Un voyage intégré dans «un projet de longue haleine»

10 Avril 2017 Par Jean-Michel Hennebert
Yves Elsen
Pour Yves Elsen, directeur général d’Hitech et président du Luxembourg Space Cluster, les retombées concrètes du projet de space mining sont attendues d’ici «une quinzaine d’années».
(Photo: Mike Zenari/archives)

Comme une douzaine d’autres représentants d’entreprises, Yves Elsen participe à la mission économique dédiée au space mining qui se déroule de dimanche à jeudi sur la côte ouest américaine. Explication des enjeux par le président du Luxembourg Space Cluster.

Monsieur Elsen, quelles sont vos attentes dans le cadre de cette mission économique dédiée à l’initiative luxembourgeoise d’exploitation spatiale?

«Il s’agit premièrement de voir la réalité du terrain. Car si le space mining est un sujet novateur au Luxembourg, il se peut que certains en Californie aient déjà deux ou trois années d’avance dans le traitement de ce sujet. Ce voyage peut donc nous donner des idées concrètes, mais aussi permettre de voir les étapes qui restent encore à faire. Le ministre a bien déposé un projet de loi, mais nous avons aussi des compétences dans les centres de recherche publics, dont celui de l’Uni (Yves Elsen est aussi président du conseil de gouvernance de l'Uni, NDLR), dans des domaines qui peuvent être très importants stratégiquement parlant. Notamment pour lancer des missions sur les astéroïdes à partir de Luxembourg.

La liste des sociétés à visiter est aussi variée que longue. Le but est-il de toutes les faire venir au Luxembourg d’une manière ou d’une autre ou de nouer d’autres liens?

«Je crois que c’est un objectif multiple. D’un côté, il s’agit de montrer aux gens qui nous accompagnent, comme les représentants des médias, que les présentations et les annonces qui ont été faites se basent sur des réalisations de terrain. D’un autre côté, c’est aussi une très belle démonstration de la diversité des compétences requises pour mener à bien des projets d’exploration d’astéroïdes. Il faut avoir des centres dédiés ou des robots, mais aussi des compétences dans le domaine des astéroïdes - comme c’est le cas de la Fondation B612 – ou dans celui des TIC. Nous avons donc besoin de beaucoup de choses qui se rejoignent dans ce domaine. Il y a aussi des contacts qui existent depuis très longtemps et qui pourront aussi être renforcés et renouvelés. Une partie des visites se fait d’ailleurs dans des entreprises qui sont déjà installées à Luxembourg, c’est donc aussi une sorte d’hommage.

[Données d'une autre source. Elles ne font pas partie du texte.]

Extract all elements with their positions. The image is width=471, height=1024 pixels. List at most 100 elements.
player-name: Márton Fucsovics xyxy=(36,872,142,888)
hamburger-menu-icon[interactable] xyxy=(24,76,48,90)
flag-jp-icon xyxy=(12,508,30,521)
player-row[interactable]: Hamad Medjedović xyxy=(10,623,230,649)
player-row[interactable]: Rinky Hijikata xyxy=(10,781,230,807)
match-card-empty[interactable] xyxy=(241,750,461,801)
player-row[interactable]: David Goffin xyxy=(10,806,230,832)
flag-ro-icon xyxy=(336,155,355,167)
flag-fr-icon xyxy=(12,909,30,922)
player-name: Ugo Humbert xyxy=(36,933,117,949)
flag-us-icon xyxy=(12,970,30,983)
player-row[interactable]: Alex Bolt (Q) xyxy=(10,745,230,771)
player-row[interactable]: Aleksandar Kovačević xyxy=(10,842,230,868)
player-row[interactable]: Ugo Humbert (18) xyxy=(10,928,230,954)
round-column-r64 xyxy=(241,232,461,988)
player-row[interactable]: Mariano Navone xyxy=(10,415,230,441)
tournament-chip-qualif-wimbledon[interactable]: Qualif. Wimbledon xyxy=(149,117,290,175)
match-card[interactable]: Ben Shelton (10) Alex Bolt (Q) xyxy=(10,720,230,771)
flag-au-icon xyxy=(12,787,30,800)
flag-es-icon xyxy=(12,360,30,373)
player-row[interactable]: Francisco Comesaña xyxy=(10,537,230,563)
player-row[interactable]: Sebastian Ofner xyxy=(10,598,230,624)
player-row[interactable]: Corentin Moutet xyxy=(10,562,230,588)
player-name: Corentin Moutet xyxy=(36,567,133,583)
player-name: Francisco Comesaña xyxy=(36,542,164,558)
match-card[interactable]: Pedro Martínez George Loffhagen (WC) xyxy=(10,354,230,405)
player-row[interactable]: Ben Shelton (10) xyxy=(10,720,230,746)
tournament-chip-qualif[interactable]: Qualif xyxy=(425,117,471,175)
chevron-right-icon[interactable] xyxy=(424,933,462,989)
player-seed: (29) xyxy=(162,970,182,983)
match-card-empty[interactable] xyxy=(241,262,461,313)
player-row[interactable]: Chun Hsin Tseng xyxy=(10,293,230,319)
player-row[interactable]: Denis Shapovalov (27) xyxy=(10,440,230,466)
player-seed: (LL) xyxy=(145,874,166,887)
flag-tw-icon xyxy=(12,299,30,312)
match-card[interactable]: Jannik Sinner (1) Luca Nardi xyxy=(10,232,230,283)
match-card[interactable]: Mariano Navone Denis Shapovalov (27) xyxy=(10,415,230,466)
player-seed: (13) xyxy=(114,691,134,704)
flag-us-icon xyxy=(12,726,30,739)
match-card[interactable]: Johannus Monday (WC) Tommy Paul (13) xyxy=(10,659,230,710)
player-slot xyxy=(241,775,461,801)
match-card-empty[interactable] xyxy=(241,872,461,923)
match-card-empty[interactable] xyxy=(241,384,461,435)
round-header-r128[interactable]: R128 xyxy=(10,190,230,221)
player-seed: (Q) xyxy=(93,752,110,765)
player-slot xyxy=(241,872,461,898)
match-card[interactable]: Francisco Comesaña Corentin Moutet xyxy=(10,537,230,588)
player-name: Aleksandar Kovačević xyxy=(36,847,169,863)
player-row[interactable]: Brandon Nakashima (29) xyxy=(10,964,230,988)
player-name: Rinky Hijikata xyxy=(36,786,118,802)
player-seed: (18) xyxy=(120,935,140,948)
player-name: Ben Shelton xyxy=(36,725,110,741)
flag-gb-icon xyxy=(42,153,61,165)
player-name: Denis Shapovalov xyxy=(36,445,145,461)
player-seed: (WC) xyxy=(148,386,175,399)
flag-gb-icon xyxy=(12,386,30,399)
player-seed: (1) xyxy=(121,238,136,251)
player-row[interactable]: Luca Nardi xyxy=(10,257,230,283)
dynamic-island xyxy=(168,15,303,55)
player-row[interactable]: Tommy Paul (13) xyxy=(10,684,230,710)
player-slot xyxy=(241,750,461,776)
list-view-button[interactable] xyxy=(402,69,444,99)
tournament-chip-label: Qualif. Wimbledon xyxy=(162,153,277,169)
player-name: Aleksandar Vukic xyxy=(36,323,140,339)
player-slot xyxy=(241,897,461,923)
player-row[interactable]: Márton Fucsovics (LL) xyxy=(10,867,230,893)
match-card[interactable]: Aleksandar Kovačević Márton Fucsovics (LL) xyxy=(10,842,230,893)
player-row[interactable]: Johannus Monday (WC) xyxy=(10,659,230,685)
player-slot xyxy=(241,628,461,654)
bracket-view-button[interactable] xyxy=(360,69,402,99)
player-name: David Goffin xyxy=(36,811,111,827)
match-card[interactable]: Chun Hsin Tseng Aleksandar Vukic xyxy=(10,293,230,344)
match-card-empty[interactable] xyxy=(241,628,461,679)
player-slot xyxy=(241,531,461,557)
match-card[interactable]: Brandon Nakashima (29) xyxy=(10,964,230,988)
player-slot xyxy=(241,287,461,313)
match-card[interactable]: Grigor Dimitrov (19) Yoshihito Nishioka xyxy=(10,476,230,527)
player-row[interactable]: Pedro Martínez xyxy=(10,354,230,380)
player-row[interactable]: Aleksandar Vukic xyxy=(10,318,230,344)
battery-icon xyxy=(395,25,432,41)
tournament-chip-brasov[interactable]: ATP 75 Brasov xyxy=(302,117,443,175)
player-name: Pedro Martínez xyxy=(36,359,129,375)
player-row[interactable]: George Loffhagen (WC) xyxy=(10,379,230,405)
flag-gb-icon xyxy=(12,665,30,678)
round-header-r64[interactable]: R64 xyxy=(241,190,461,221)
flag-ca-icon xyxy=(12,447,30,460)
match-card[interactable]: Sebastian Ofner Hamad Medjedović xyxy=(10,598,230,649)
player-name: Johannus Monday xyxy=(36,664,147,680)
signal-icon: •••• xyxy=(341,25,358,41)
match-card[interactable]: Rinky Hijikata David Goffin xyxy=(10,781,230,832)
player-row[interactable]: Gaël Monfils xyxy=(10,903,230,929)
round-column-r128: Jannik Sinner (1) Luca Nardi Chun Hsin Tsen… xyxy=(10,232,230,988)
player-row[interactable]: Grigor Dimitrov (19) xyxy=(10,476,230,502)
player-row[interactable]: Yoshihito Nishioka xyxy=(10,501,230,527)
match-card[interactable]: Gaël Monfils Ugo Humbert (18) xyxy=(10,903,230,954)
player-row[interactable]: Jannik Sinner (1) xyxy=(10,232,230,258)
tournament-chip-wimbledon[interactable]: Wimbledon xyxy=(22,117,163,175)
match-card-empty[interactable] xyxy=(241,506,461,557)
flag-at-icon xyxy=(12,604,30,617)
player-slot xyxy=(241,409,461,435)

À quelle échéance pensez-vous qu’interviendront les retombées de ce voyage?

«C’est un projet de longue haleine, avec une approche pas à pas. Je crois qu’il faut commencer à concevoir des choses à développer. Il faut aussi avoir déjà des développements qui peuvent être expérimentés, soit sur Terre, soit en orbite basse autour de la Terre et ainsi se construire la compétence pour aller vraiment vers l’objectif des astéroïdes et peut-être aussi la Lune. Je crois qu’avec la plus récente des annonces que le ministère a pu faire, il y a beaucoup de choses à faire à ce niveau-là. Il faut passer les différents échelons – comme on dit en recherche – du ‘technology readiness level’. Et donc je crois que là on est plutôt au bas de l’échelle. Et maintenant il faut grimper marche par marche. Selon moi, l’horizon des premiers résultats concrets reste toujours fixé à une quinzaine d’années.»